The principal purpose of Medicare locals is to achieve closer integration between GPs and between GPs and other staff working in the community as well as improved access to care. The aim is to move away from the corner shop model of general practice towards a more organised and population based approach to health care provision. There is no suggestion that Medicare locals should become the principal commissioners of care, underlining the extent of English exceptionalism in expecting GPs to take on this role in the future.

The benefit of distance is that it reminds us what a precious asset we have in primary care, notwithstanding the need to tackle unwarranted variations in quality. At its best, NHS general practice sets the bar for others to follow. If we could heed Nye Bevan’s injunction to universalise the best, then we could be confident in having a health service fit for the future.

Chris Ham is the chief executive of the King’s Fund.

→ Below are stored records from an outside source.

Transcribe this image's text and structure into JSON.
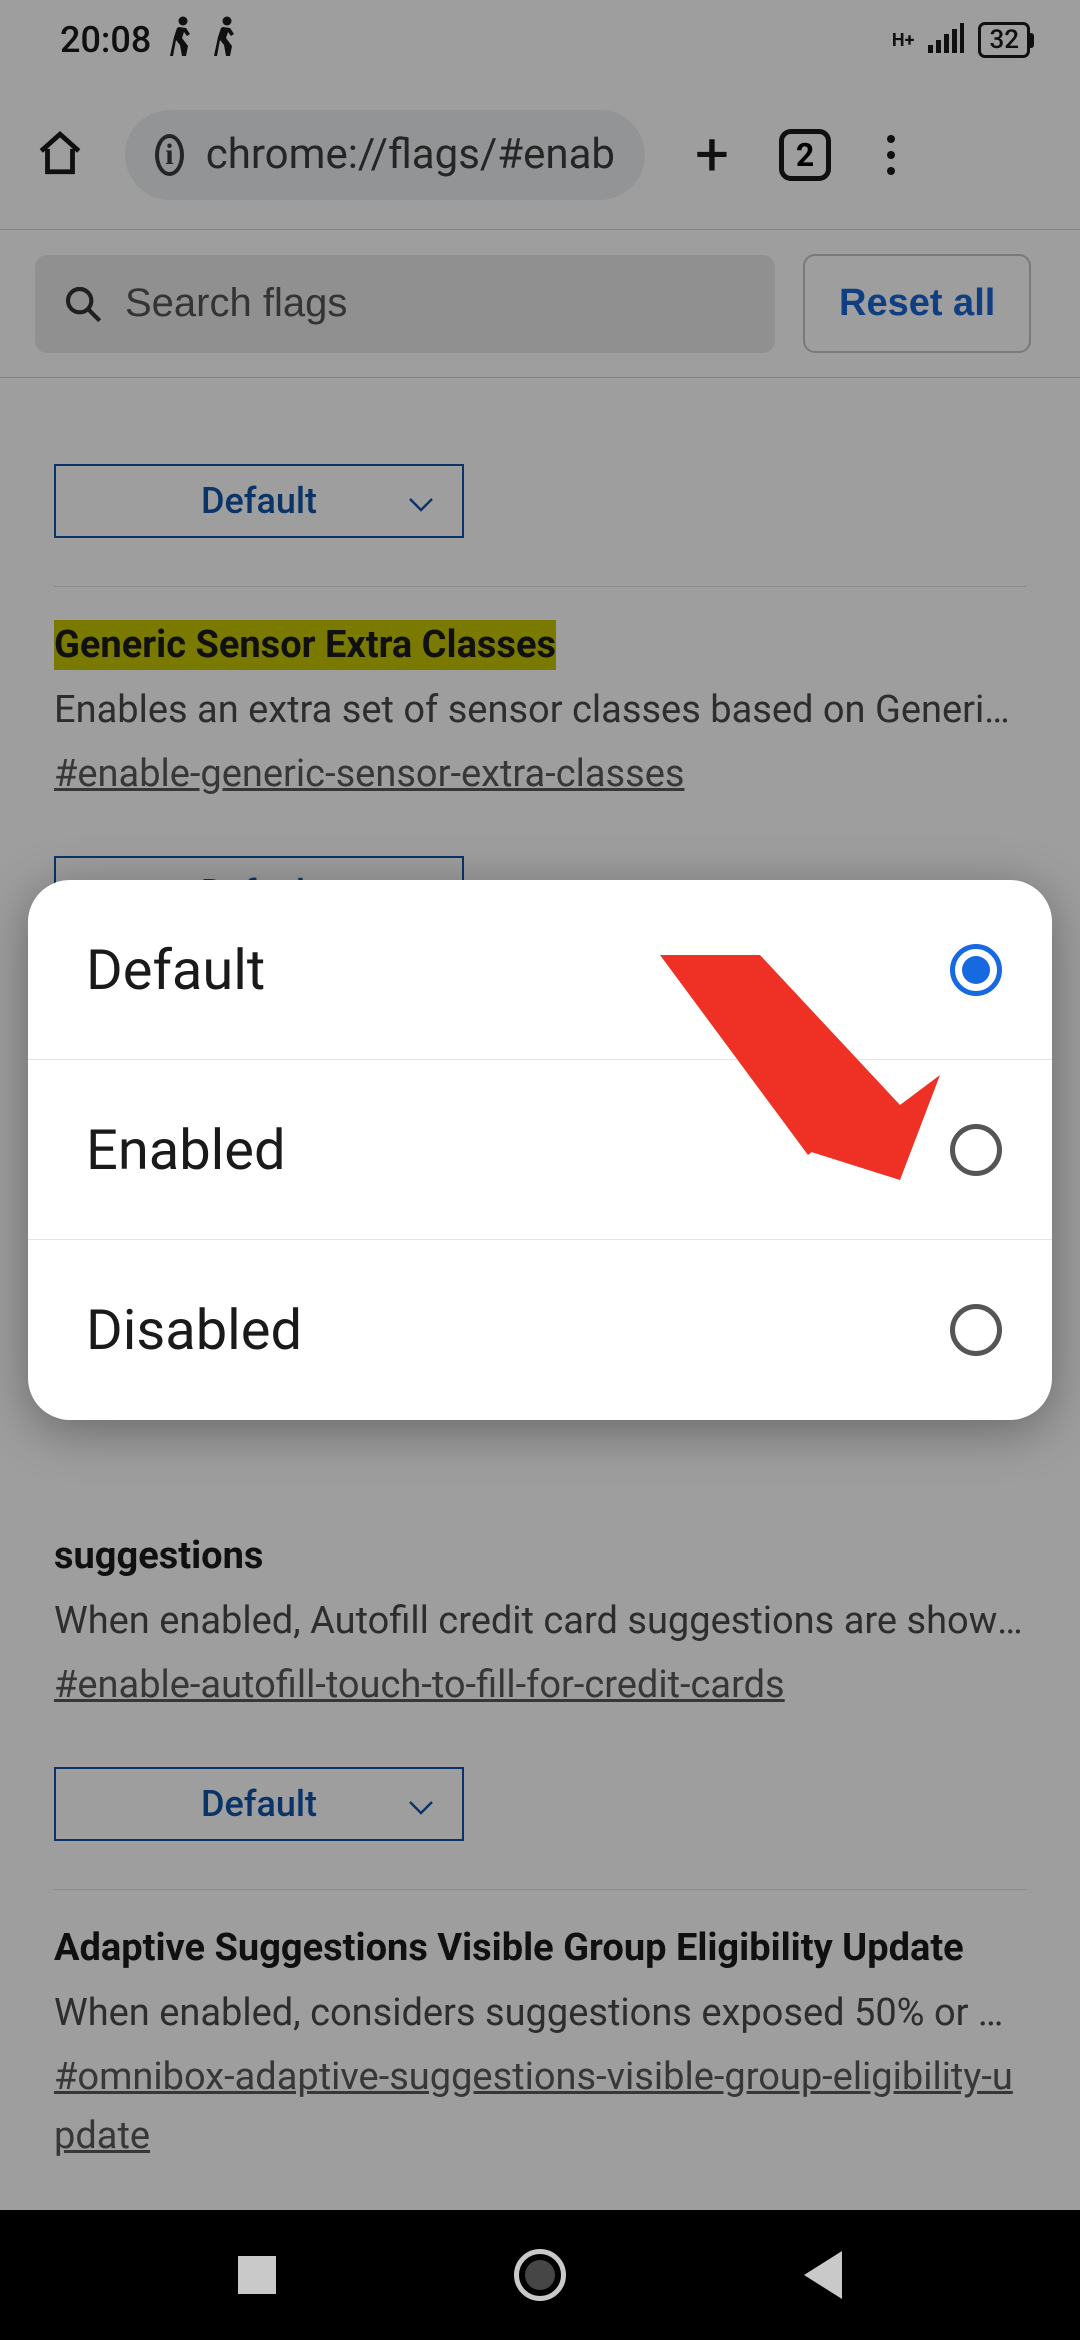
{
  "status_bar": {
    "time": "20:08",
    "network_type": "H+",
    "battery": "32"
  },
  "browser": {
    "url": "chrome://flags/#enab",
    "tab_count": "2"
  },
  "search": {
    "placeholder": "Search flags"
  },
  "reset_label": "Reset all",
  "flags": [
    {
      "title": "",
      "desc": "",
      "anchor": "",
      "select_value": "Default"
    },
    {
      "title": "Generic Sensor Extra Classes",
      "desc": "Enables an extra set of sensor classes based on Generic S…",
      "anchor": "#enable-generic-sensor-extra-classes",
      "select_value": "Default"
    },
    {
      "title": "suggestions",
      "desc": "When enabled, Autofill credit card suggestions are shown …",
      "anchor": "#enable-autofill-touch-to-fill-for-credit-cards",
      "select_value": "Default"
    },
    {
      "title": "Adaptive Suggestions Visible Group Eligibility Update",
      "desc": "When enabled, considers suggestions exposed 50% or mor…",
      "anchor": "#omnibox-adaptive-suggestions-visible-group-eligibility-update",
      "select_value": "Default"
    }
  ],
  "popup": {
    "options": [
      "Default",
      "Enabled",
      "Disabled"
    ],
    "selected_index": 0
  }
}
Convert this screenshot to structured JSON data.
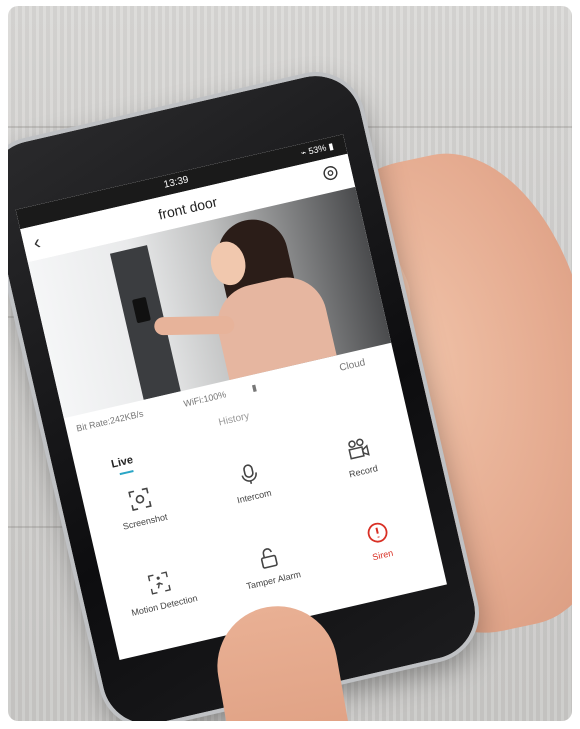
{
  "phone": {
    "status": {
      "time": "13:39",
      "battery": "⌁ 53% ▮"
    },
    "nav": {
      "title": "front door",
      "back_glyph": "‹"
    },
    "info": {
      "bit_rate": "Bit Rate:242KB/s",
      "wifi": "WiFi:100%",
      "cloud": "Cloud"
    },
    "tabs": {
      "history": "History",
      "live": "Live"
    },
    "grid": [
      {
        "label": "Screenshot",
        "icon": "screenshot-icon"
      },
      {
        "label": "Intercom",
        "icon": "microphone-icon"
      },
      {
        "label": "Record",
        "icon": "camera-record-icon"
      },
      {
        "label": "Motion Detection",
        "icon": "motion-icon"
      },
      {
        "label": "Tamper Alarm",
        "icon": "unlock-icon"
      },
      {
        "label": "Siren",
        "icon": "alert-icon"
      }
    ],
    "page_dots": "● ●"
  },
  "colors": {
    "accent": "#2aa6c6",
    "alert": "#d93025"
  }
}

This blog also appears on the King’s Fund website at http://www.kingsfund.org.uk/blog/

  • Tiago Villanueva

    I attended last year the first ever Exchange program for European GP trainees and GP's organized bu the Junior International Committee of the RCGP, and my experience of UK General Practice has just been published on Innovait:

    http://rcgp-innovait.oxfordjournals.org/content/3/11/697.full.pdf+html

  • Carmelmarymartin

    How superficial are the comments of Chris Ham!
    As a Australian internationally based Professor of General Practice who researches international primary health service reform, I am equally or even more an experienced key informant than the GP who left the UK to practice in Australia.
    I would say that working in UK General Practice in the past 2-3 years, having trained there in the 1980s, was a most disappointing and frustrating experience. General Practice and team work by numbers, was my experience of UK General Practice. Person-centred medicine it was not! Teamwork is more a myth that reality, with fragmentation of care and shunting people around. (Australians have choice!) The greatest 'relationship-based' care of patients in the UK, was with the low paid staff on the reception desk, who cared about their local community. Many and increasingly more practices are owned by large companies. They have GPs who were salaried and not engaged with practice populations. Nurses were being managed by a nurse manager elsewhere. Coucellors and Physios were limited in what they did being managed by some other authority. In contrast, in Ireland, which is very much seen as backwards by the UK, despite the need for greater structure, the patient-centred approach is still alive and well. Australia is in between the two systems, and the best of both worlds, I experienced this while working back home, two yeards ago. No health system is without the need of improvement, and all can be improved.
    However, Chris Ham who is not a GP, who sees that the boxes for Primary Care/General Practice are all ticked in the UK, compared to everywhere else in the world, is highly and dangerously misguided.

    Patient-centred care is the central facet to primary care/general practice. It has been lost to a tick box payment system. Disease management is improtant but has been highly over-rated in comparison to person-centred care.

    Why, oh why does Australia keep listening to 'experts' from overseas, and fail to look to its own strengths? Do we still have a colonial mentality? The motherland knows best!!

    Wake up and stop trying to emulate another very different country with its patchy successes in Primary Care reform and look inwards at what you are achieving Australia!!!
    Carmel Martin MBBS, PhD etc
    Visiting Professor Trinity College Dublin.